Buradayım, utanan utanmazlığım ve doğru için savaşan yanlışlarımla. Tarih tekerrür etmesin diye seçtiğim yolda ellerim bağlı duruyorum. Asılacağım o meydanda… Varlığım, insanlara ne olmaları gerektiğinin aksine ne olmamaları gerektiğini haykırıyor. İyilik için yapılan kötülüklerin bir sonuca varamayacağını akıllara kazıyor.

Sizler boynumu kırmadan önce ben çocukluğumu ezeceğim. Zamansızlık diye avutulan her hatayı bütün çıplaklığıyla kusacağım o şaşalı hayatlarınızın tam ortasına. Sessizlik vursa karaya, yerle bir etse o güvendiğiniz takati zararı mı var? Tufanlar gömülse deryaların en dibine, şöhretinizin her zerresini prangalara esir etse hayasızlığı mı salınır yollara? Yanardağları sildiniz diye lavlar bitap mı düştü?
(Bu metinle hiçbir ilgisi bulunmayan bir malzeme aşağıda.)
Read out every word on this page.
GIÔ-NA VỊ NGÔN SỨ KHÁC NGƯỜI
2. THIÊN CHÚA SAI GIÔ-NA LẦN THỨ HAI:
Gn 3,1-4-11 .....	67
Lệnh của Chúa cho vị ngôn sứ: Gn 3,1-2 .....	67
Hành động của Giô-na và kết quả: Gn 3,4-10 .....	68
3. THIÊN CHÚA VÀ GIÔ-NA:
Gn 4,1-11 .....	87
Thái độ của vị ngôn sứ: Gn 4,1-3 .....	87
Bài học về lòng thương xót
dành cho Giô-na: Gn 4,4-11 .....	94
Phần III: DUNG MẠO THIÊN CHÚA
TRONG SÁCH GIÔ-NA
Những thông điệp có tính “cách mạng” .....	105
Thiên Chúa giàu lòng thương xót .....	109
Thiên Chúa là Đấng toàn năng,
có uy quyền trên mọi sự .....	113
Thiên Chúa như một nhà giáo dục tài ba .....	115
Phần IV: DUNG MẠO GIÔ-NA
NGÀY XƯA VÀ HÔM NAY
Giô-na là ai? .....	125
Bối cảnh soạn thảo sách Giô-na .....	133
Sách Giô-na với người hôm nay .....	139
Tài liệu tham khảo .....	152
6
Ansızın yer yarılsa, nereye kaçacaksınız? Sellere hasret kalırken taşlaşmaktan korkmanız en büyük ironidir bu oyunda. Kendini baştan yakana ne yapsın lavlar? Mazlumu urgana asana hangi ip güvensin? Tarihini lekeleyene hangi anıt yer versin? Başarı sanılan sonlarda mağlup olmanın acısı mıdır kibri doğuran? Yoksa sahteliğin göz alıcı yeteneği midir saf zihinleri kukla yapan?

Bir gönülde yeşerir mi bu sorgularım? Bir zihinde doğru için yankılanır mı yanlışlarım? Yoksa bende mi bitimin gölgesinde kayıplara karışırım? Mutsuzluğa bu kadar bilenmişken insanlık, bir yol bulamam mutluluğun hile olduğunu anlatacak. Ama yine de yapacağım. Uçurumun kıyısında kanatlanan ruhlarla biten kitaplara inat unutturacağım tüm köşe bucakları.